On February 18, 2021, Unsworth signed with El Águila de Veracruz of the Mexican League for the 2021 season. On May 28, Unsworth threw a no-hitter against the Diablos Rojos del México. In 8 appearances with Veracruz, Unsworth recorded a 4–0 record and 2.57 ERA with 27 strikeouts in 42.0 innings of work.

===Fubon Guardians===
On July 22, 2021, Unsworth signed with the Fubon Guardians of the Chinese Professional Baseball League (CPBL). Unsworth made his CPBL debut on November 6. He became a free agent following the season.

===El Águila de Veracruz (second stint)===
On January 21, 2022, Unsworth signed with El Águila de Veracruz of the Mexican League. In 2 starts for Veracruz, he struggled to an 0-1 record and 11.74 ERA with 3 strikeouts across 7 2/3 innings pitched. Unsworth was released by the team on May 25, after suffering a knee injury that would keep him out for several weeks.

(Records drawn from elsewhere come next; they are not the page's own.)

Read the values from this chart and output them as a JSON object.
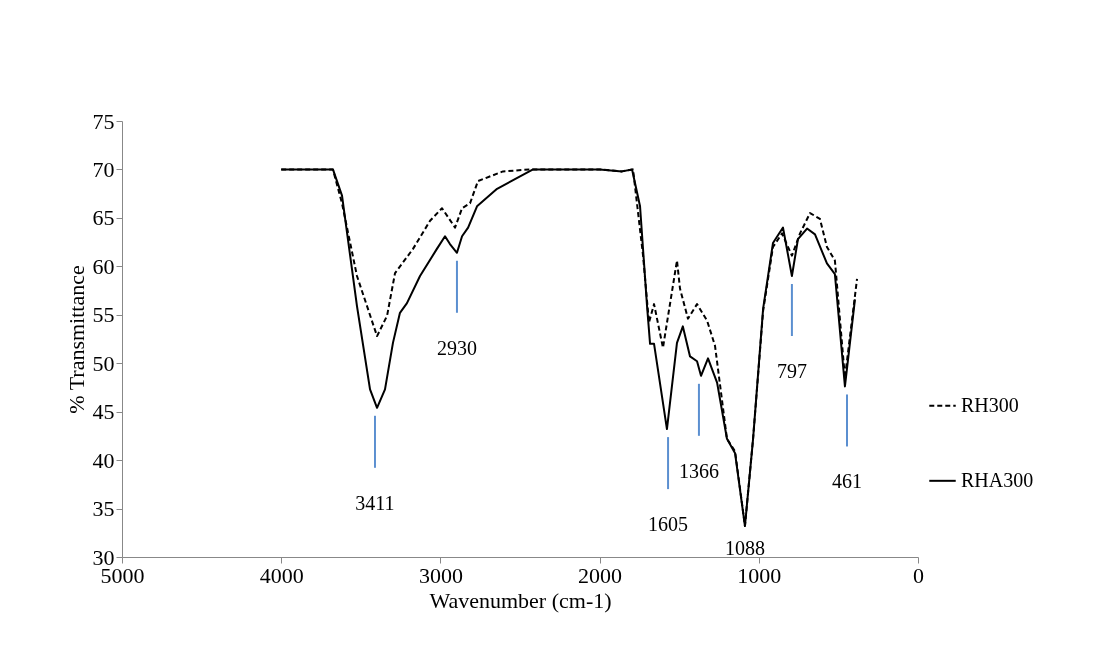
{
  "chart_data": {
    "type": "line",
    "xlabel": "Wavenumber (cm-1)",
    "ylabel": "% Transmittance",
    "xlim": [
      5000,
      0
    ],
    "xticks": [
      5000,
      4000,
      3000,
      2000,
      1000,
      0
    ],
    "ylim": [
      30,
      75
    ],
    "yticks": [
      30,
      35,
      40,
      45,
      50,
      55,
      60,
      65,
      70,
      75
    ],
    "grid": false,
    "legend": "right",
    "marker": "none",
    "series": [
      {
        "name": "RH300",
        "color": "#000000",
        "line_style": "dashed",
        "x": [
          4000,
          3675,
          3618,
          3524,
          3398,
          3335,
          3285,
          3172,
          3065,
          2990,
          2908,
          2864,
          2814,
          2764,
          2607,
          2437,
          2000,
          1859,
          1790,
          1727,
          1690,
          1658,
          1602,
          1514,
          1495,
          1445,
          1388,
          1325,
          1275,
          1200,
          1149,
          1087,
          1036,
          973,
          911,
          854,
          792,
          741,
          678,
          616,
          572,
          522,
          459,
          383
        ],
        "values": [
          70,
          70,
          66.5,
          59.0,
          52.8,
          54.9,
          59.3,
          61.8,
          64.7,
          66.0,
          64.0,
          66.0,
          66.5,
          68.8,
          69.8,
          70.0,
          70.0,
          69.8,
          70.0,
          61.1,
          54.2,
          56.1,
          51.6,
          60.6,
          57.7,
          54.6,
          56.1,
          54.4,
          51.8,
          42.2,
          40.9,
          33.2,
          42.2,
          55.4,
          62.0,
          63.4,
          61.1,
          63.4,
          65.5,
          64.9,
          62.0,
          60.6,
          48.5,
          58.7
        ]
      },
      {
        "name": "RHA300",
        "color": "#000000",
        "line_style": "solid",
        "x": [
          4000,
          3675,
          3618,
          3524,
          3442,
          3398,
          3348,
          3298,
          3254,
          3210,
          3128,
          3022,
          2971,
          2940,
          2896,
          2864,
          2826,
          2770,
          2644,
          2418,
          2000,
          1859,
          1796,
          1746,
          1702,
          1683,
          1658,
          1577,
          1514,
          1477,
          1432,
          1388,
          1363,
          1319,
          1262,
          1200,
          1149,
          1087,
          1036,
          973,
          911,
          848,
          792,
          754,
          697,
          647,
          572,
          522,
          459,
          396
        ],
        "values": [
          70,
          70.0,
          67.3,
          55.9,
          47.3,
          45.4,
          47.3,
          52.1,
          55.2,
          56.2,
          59.0,
          61.8,
          63.1,
          62.3,
          61.4,
          63.1,
          64.0,
          66.2,
          68.0,
          70.0,
          70.0,
          69.8,
          70.0,
          66.2,
          55.9,
          52.0,
          52.0,
          43.2,
          52.1,
          53.8,
          50.7,
          50.2,
          48.7,
          50.5,
          48.0,
          42.2,
          40.7,
          33.2,
          42.2,
          55.6,
          62.4,
          64.0,
          59.0,
          62.8,
          63.9,
          63.3,
          60.3,
          59.2,
          47.6,
          56.6
        ]
      }
    ],
    "annotations": [
      {
        "text": "3411",
        "x": 3411,
        "y": 45.4
      },
      {
        "text": "2930",
        "x": 2896,
        "y": 61.4
      },
      {
        "text": "1605",
        "x": 1570,
        "y": 43.2
      },
      {
        "text": "1366",
        "x": 1376,
        "y": 48.7
      },
      "1088",
      {
        "text": "797",
        "x": 792,
        "y": 59.0
      },
      {
        "text": "461",
        "x": 446,
        "y": 47.6
      }
    ]
  }
}
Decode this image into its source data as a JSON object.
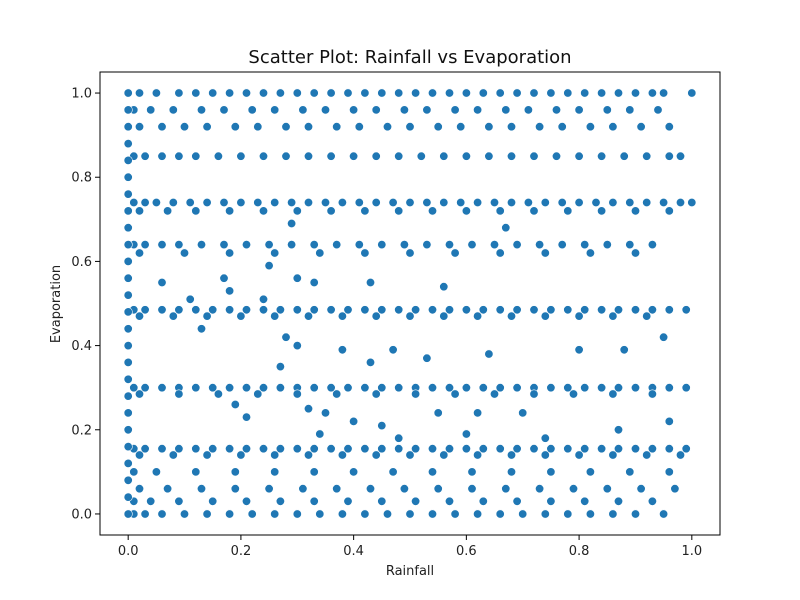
{
  "chart_data": {
    "type": "scatter",
    "title": "Scatter Plot: Rainfall vs Evaporation",
    "xlabel": "Rainfall",
    "ylabel": "Evaporation",
    "xlim": [
      -0.05,
      1.05
    ],
    "ylim": [
      -0.05,
      1.05
    ],
    "x_ticks": [
      0.0,
      0.2,
      0.4,
      0.6,
      0.8,
      1.0
    ],
    "y_ticks": [
      0.0,
      0.2,
      0.4,
      0.6,
      0.8,
      1.0
    ],
    "x_tick_labels": [
      "0.0",
      "0.2",
      "0.4",
      "0.6",
      "0.8",
      "1.0"
    ],
    "y_tick_labels": [
      "0.0",
      "0.2",
      "0.4",
      "0.6",
      "0.8",
      "1.0"
    ],
    "grid": false,
    "colors": {
      "marker": "#1f77b4",
      "marker_edge": "#ffffff"
    },
    "bands": [
      {
        "y": 1.0,
        "x": [
          0.02,
          0.05,
          0.09,
          0.12,
          0.15,
          0.18,
          0.21,
          0.24,
          0.27,
          0.3,
          0.33,
          0.36,
          0.39,
          0.42,
          0.45,
          0.48,
          0.51,
          0.54,
          0.57,
          0.6,
          0.63,
          0.66,
          0.69,
          0.72,
          0.75,
          0.78,
          0.81,
          0.84,
          0.87,
          0.9,
          0.93,
          0.95,
          1.0
        ]
      },
      {
        "y": 0.96,
        "x": [
          0.01,
          0.04,
          0.08,
          0.13,
          0.17,
          0.22,
          0.26,
          0.31,
          0.35,
          0.4,
          0.44,
          0.49,
          0.53,
          0.58,
          0.62,
          0.67,
          0.71,
          0.76,
          0.8,
          0.85,
          0.89,
          0.94
        ]
      },
      {
        "y": 0.92,
        "x": [
          0.02,
          0.06,
          0.1,
          0.14,
          0.19,
          0.23,
          0.28,
          0.32,
          0.37,
          0.41,
          0.46,
          0.5,
          0.55,
          0.59,
          0.64,
          0.68,
          0.73,
          0.77,
          0.82,
          0.86,
          0.91,
          0.96
        ]
      },
      {
        "y": 0.85,
        "x": [
          0.01,
          0.03,
          0.06,
          0.09,
          0.12,
          0.16,
          0.2,
          0.24,
          0.28,
          0.32,
          0.36,
          0.4,
          0.44,
          0.48,
          0.52,
          0.56,
          0.6,
          0.64,
          0.68,
          0.72,
          0.76,
          0.8,
          0.84,
          0.88,
          0.92,
          0.96,
          0.98
        ]
      },
      {
        "y": 0.74,
        "x": [
          0.01,
          0.03,
          0.05,
          0.08,
          0.11,
          0.14,
          0.17,
          0.2,
          0.23,
          0.26,
          0.29,
          0.32,
          0.35,
          0.38,
          0.41,
          0.44,
          0.47,
          0.5,
          0.53,
          0.56,
          0.59,
          0.62,
          0.65,
          0.68,
          0.71,
          0.74,
          0.77,
          0.8,
          0.83,
          0.86,
          0.89,
          0.92,
          0.95,
          0.98,
          1.0
        ]
      },
      {
        "y": 0.72,
        "x": [
          0.02,
          0.07,
          0.12,
          0.18,
          0.24,
          0.3,
          0.36,
          0.42,
          0.48,
          0.54,
          0.6,
          0.66,
          0.72,
          0.78,
          0.84,
          0.9,
          0.96
        ]
      },
      {
        "y": 0.64,
        "x": [
          0.01,
          0.03,
          0.06,
          0.09,
          0.13,
          0.17,
          0.21,
          0.25,
          0.29,
          0.33,
          0.37,
          0.41,
          0.45,
          0.49,
          0.53,
          0.57,
          0.61,
          0.65,
          0.69,
          0.73,
          0.77,
          0.81,
          0.85,
          0.89,
          0.93
        ]
      },
      {
        "y": 0.62,
        "x": [
          0.02,
          0.1,
          0.18,
          0.26,
          0.34,
          0.42,
          0.5,
          0.58,
          0.66,
          0.74,
          0.82,
          0.9
        ]
      },
      {
        "y": 0.485,
        "x": [
          0.01,
          0.03,
          0.06,
          0.09,
          0.12,
          0.15,
          0.18,
          0.21,
          0.24,
          0.27,
          0.3,
          0.33,
          0.36,
          0.39,
          0.42,
          0.45,
          0.48,
          0.51,
          0.54,
          0.57,
          0.6,
          0.63,
          0.66,
          0.69,
          0.72,
          0.75,
          0.78,
          0.81,
          0.84,
          0.87,
          0.9,
          0.93,
          0.96,
          0.99
        ]
      },
      {
        "y": 0.47,
        "x": [
          0.02,
          0.08,
          0.14,
          0.2,
          0.26,
          0.32,
          0.38,
          0.44,
          0.5,
          0.56,
          0.62,
          0.68,
          0.74,
          0.8,
          0.86,
          0.92
        ]
      },
      {
        "y": 0.3,
        "x": [
          0.01,
          0.03,
          0.06,
          0.09,
          0.12,
          0.15,
          0.18,
          0.21,
          0.24,
          0.27,
          0.3,
          0.33,
          0.36,
          0.39,
          0.42,
          0.45,
          0.48,
          0.51,
          0.54,
          0.57,
          0.6,
          0.63,
          0.66,
          0.69,
          0.72,
          0.75,
          0.78,
          0.81,
          0.84,
          0.87,
          0.9,
          0.93,
          0.96,
          0.99
        ]
      },
      {
        "y": 0.285,
        "x": [
          0.02,
          0.09,
          0.16,
          0.23,
          0.3,
          0.37,
          0.44,
          0.51,
          0.58,
          0.65,
          0.72,
          0.79,
          0.86,
          0.93
        ]
      },
      {
        "y": 0.155,
        "x": [
          0.01,
          0.03,
          0.06,
          0.09,
          0.12,
          0.15,
          0.18,
          0.21,
          0.24,
          0.27,
          0.3,
          0.33,
          0.36,
          0.39,
          0.42,
          0.45,
          0.48,
          0.51,
          0.54,
          0.57,
          0.6,
          0.63,
          0.66,
          0.69,
          0.72,
          0.75,
          0.78,
          0.81,
          0.84,
          0.87,
          0.9,
          0.93,
          0.96,
          0.99
        ]
      },
      {
        "y": 0.14,
        "x": [
          0.02,
          0.08,
          0.14,
          0.2,
          0.26,
          0.32,
          0.38,
          0.44,
          0.5,
          0.56,
          0.62,
          0.68,
          0.74,
          0.8,
          0.86,
          0.92,
          0.98
        ]
      },
      {
        "y": 0.1,
        "x": [
          0.01,
          0.05,
          0.12,
          0.19,
          0.26,
          0.33,
          0.4,
          0.47,
          0.54,
          0.61,
          0.68,
          0.75,
          0.82,
          0.89,
          0.96
        ]
      },
      {
        "y": 0.06,
        "x": [
          0.02,
          0.07,
          0.13,
          0.19,
          0.25,
          0.31,
          0.37,
          0.43,
          0.49,
          0.55,
          0.61,
          0.67,
          0.73,
          0.79,
          0.85,
          0.91,
          0.97
        ]
      },
      {
        "y": 0.03,
        "x": [
          0.01,
          0.04,
          0.09,
          0.15,
          0.21,
          0.27,
          0.33,
          0.39,
          0.45,
          0.51,
          0.57,
          0.63,
          0.69,
          0.75,
          0.81,
          0.87,
          0.93
        ]
      },
      {
        "y": 0.0,
        "x": [
          0.01,
          0.03,
          0.06,
          0.1,
          0.14,
          0.18,
          0.22,
          0.26,
          0.3,
          0.34,
          0.38,
          0.42,
          0.46,
          0.5,
          0.54,
          0.58,
          0.62,
          0.66,
          0.7,
          0.74,
          0.78,
          0.82,
          0.86,
          0.9,
          0.95
        ]
      }
    ],
    "column_x0": {
      "x": 0.0,
      "y": [
        0.0,
        0.04,
        0.08,
        0.12,
        0.16,
        0.2,
        0.24,
        0.28,
        0.32,
        0.36,
        0.4,
        0.44,
        0.48,
        0.52,
        0.56,
        0.6,
        0.64,
        0.68,
        0.72,
        0.76,
        0.8,
        0.84,
        0.88,
        0.92,
        0.96,
        1.0
      ]
    },
    "scattered": [
      {
        "x": 0.29,
        "y": 0.69
      },
      {
        "x": 0.67,
        "y": 0.68
      },
      {
        "x": 0.25,
        "y": 0.59
      },
      {
        "x": 0.43,
        "y": 0.55
      },
      {
        "x": 0.56,
        "y": 0.54
      },
      {
        "x": 0.17,
        "y": 0.56
      },
      {
        "x": 0.3,
        "y": 0.56
      },
      {
        "x": 0.33,
        "y": 0.55
      },
      {
        "x": 0.18,
        "y": 0.53
      },
      {
        "x": 0.24,
        "y": 0.51
      },
      {
        "x": 0.06,
        "y": 0.55
      },
      {
        "x": 0.11,
        "y": 0.51
      },
      {
        "x": 0.13,
        "y": 0.44
      },
      {
        "x": 0.28,
        "y": 0.42
      },
      {
        "x": 0.3,
        "y": 0.4
      },
      {
        "x": 0.38,
        "y": 0.39
      },
      {
        "x": 0.47,
        "y": 0.39
      },
      {
        "x": 0.53,
        "y": 0.37
      },
      {
        "x": 0.43,
        "y": 0.36
      },
      {
        "x": 0.27,
        "y": 0.35
      },
      {
        "x": 0.64,
        "y": 0.38
      },
      {
        "x": 0.8,
        "y": 0.39
      },
      {
        "x": 0.88,
        "y": 0.39
      },
      {
        "x": 0.95,
        "y": 0.42
      },
      {
        "x": 0.19,
        "y": 0.26
      },
      {
        "x": 0.21,
        "y": 0.23
      },
      {
        "x": 0.32,
        "y": 0.25
      },
      {
        "x": 0.35,
        "y": 0.24
      },
      {
        "x": 0.4,
        "y": 0.22
      },
      {
        "x": 0.45,
        "y": 0.21
      },
      {
        "x": 0.55,
        "y": 0.24
      },
      {
        "x": 0.62,
        "y": 0.24
      },
      {
        "x": 0.7,
        "y": 0.24
      },
      {
        "x": 0.87,
        "y": 0.2
      },
      {
        "x": 0.96,
        "y": 0.22
      },
      {
        "x": 0.34,
        "y": 0.19
      },
      {
        "x": 0.48,
        "y": 0.18
      },
      {
        "x": 0.6,
        "y": 0.19
      },
      {
        "x": 0.74,
        "y": 0.18
      }
    ]
  }
}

On October 23, 2023, Unsworth was drafted in the sixth round by the Karachi Monarchs, with the 41st overall pick, of the 2023 Baseball United inaugural draft.

On July 5, 2024, Unsworth signed with the Caliente de Durango of the Mexican League. He did not appear in a game for Durango, and was released by the team on February 4, 2025.

===Caciques de Distrito===
In 2025, Unsworth signed with the Caciques de Distrito of the Venezuelan Major League.

==International career==
As a member of the South African national baseball team, Unsworth competed in the 2009 Baseball World Cup, 2013 World Baseball Classic Qualification, and the 2017 World Baseball Classic Qualification.

He competed at the Africa/Europe 2020 Olympic Qualification tournament in Italy in September 2019.